テイラー&ロッヂ以外では,イタリアのエルメネジルド・ゼニア社の服地も,大半が気に入る。これも,イタリアの土着性をそれほど感じさせない。同じイタリアのロロ・ピアーナ社の服地も土着性をあまり感じさせないが,品が良くて高貴な雰囲気が強く,自分はこれが似合うほど高貴ではないな,と感じさせる。
 
今回は,テイラー&ロッヂで春夏物を作ることにした。以前作ったサマーウーステッドとほぼ同じ2cm幅のストライプで,今度のはミッドナイトブルーである。ちなみに以前作ったものは,Navyの表記で,青色に近いブライトネイビーであった。なお,以前のは1%カシミアが入っていたが,今回のは100%ウールである。
 

 
テイラー&ロッヂはイギリスのミル(服地メーカー)で,ウエストヨークシャー州のハダースフィールドという地域にある。なお,このサイトでは同社を,テイラー&ロッヂと表記する。
 
シルエットはこれまで通り,ロープドショルダー,イングリッシュドレープ(胸を出してウエストを絞ったライン),カッタウェイフロントを特徴とするブリティッシュを選択した。袖はボタンをはずして袖口が開く本切羽であるが,ボタンをはずすことはしない。

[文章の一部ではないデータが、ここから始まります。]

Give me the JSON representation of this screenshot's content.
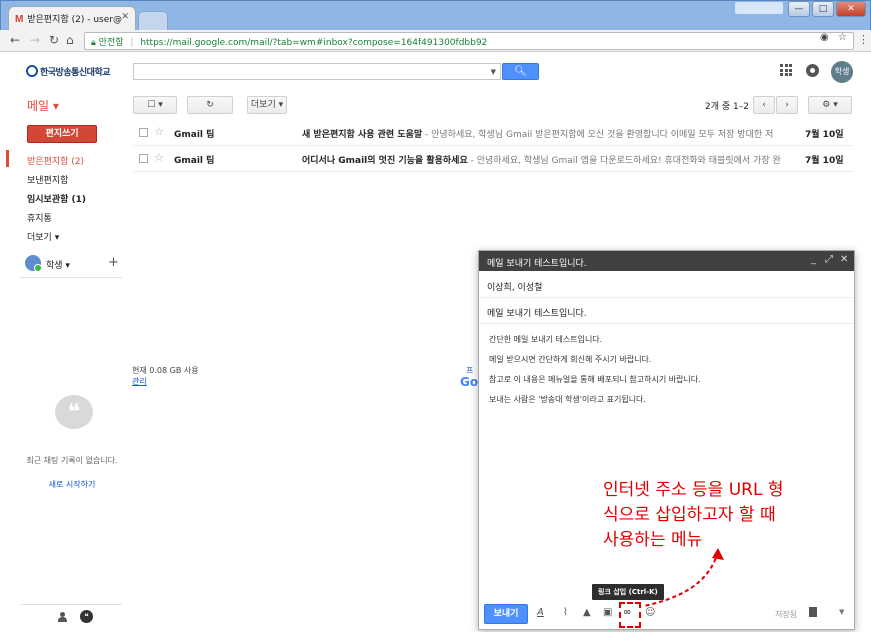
{
  "browser": {
    "tab_title": "받은편지함 (2) - user@",
    "tab_icon": "M",
    "secure_label": "안전함",
    "url": "https://mail.google.com/mail/?tab=wm#inbox?compose=164f491300fdbb92",
    "user_chip": "",
    "window_buttons": [
      "—",
      "□",
      "✕"
    ]
  },
  "header": {
    "logo_text": "한국방송통신대학교",
    "search_placeholder": "",
    "avatar_label": "학생"
  },
  "actions": {
    "mail_label": "메일 ▾",
    "more_label": "더보기 ▾",
    "pager_text": "2개 중 1–2",
    "prev": "‹",
    "next": "›"
  },
  "sidebar": {
    "compose_label": "편지쓰기",
    "items": [
      {
        "label": "받은편지함 (2)"
      },
      {
        "label": "보낸편지함"
      },
      {
        "label": "임시보관함 (1)"
      },
      {
        "label": "휴지통"
      },
      {
        "label": "더보기 ▾"
      }
    ],
    "hangout_name": "학생 ▾",
    "no_chat": "최근 채팅 기록이 없습니다.",
    "start_chat": "새로 시작하기"
  },
  "inbox": {
    "rows": [
      {
        "sender": "Gmail 팀",
        "subject": "새 받은편지함 사용 관련 도움말",
        "snippet": " - 안녕하세요, 학생님 Gmail 받은편지함에 오신 것을 환영합니다 이메일 모두 저장 방대한 저",
        "date": "7월 10일"
      },
      {
        "sender": "Gmail 팀",
        "subject": "어디서나 Gmail의 멋진 기능을 활용하세요",
        "snippet": " - 안녕하세요, 학생님 Gmail 앱을 다운로드하세요! 휴대전화와 태블릿에서 가장 완",
        "date": "7월 10일"
      }
    ],
    "usage": "현재 0.08 GB 사용",
    "manage": "관리",
    "behind_link": "프",
    "behind_logo": "Go"
  },
  "compose": {
    "title": "메일 보내기 테스트입니다.",
    "recipients": "이상희, 이성철",
    "subject": "메일 보내기 테스트입니다.",
    "body": [
      "간단한 메일 보내기 테스트입니다.",
      "메일 받으시면 간단하게 회신해 주시기 바랍니다.",
      "참고로 이 내용은 메뉴얼을 통해 배포되니 참고하시기 바랍니다.",
      "보내는 사람은 '방송대 학생'이라고 표기됩니다."
    ],
    "send_label": "보내기",
    "tooltip": "링크 삽입 (Ctrl-K)",
    "saved_label": "저장됨"
  },
  "annotation": {
    "lines": [
      "인터넷 주소 등을 URL  형",
      "식으로 삽입하고자 할  때",
      "사용하는 메뉴"
    ],
    "color": "#e00000"
  }
}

イタリア人は,袖のボタンを一つはずして洒落っ気をだすが,イギリス人ははずすことはしない。私には,イギリス人の気質が合うようである。
 
スーツの仕立ては,20年来の付き合いがある,銀座山形屋である。ここ数年は,上着の丈が短く,パンツは幅が狭めのものが流行である。銀座山形屋でも,着心地や足さばきに違和感がない範囲で,さりげなく流行を取り入れることを提案している。いちいち流行に合わせる気はないが,お客さんの印象もあるので,あまりはずれたスタイルになるのもまずい。その点,銀座山形屋の程よい提案がちょうどいい。
 

 
できあがったスーツを着てみた。従来から銀座山形屋で仕立てたスーツは,ジャケットとパンツのラインがつながっているように体にフィットする。今回のはパンツの幅がやや狭めで,最近流行の美脚パンツのラインになっている。テイラー&ロッヂの服地は,張りとコシがあって,仕立て映えするのが特徴だが,ダークカラーで艶がある。また,ストライプも交互に色合いが微妙に違う。遠くから見た印象も,近くから見た印象も,十分計算されていることを感じさせる。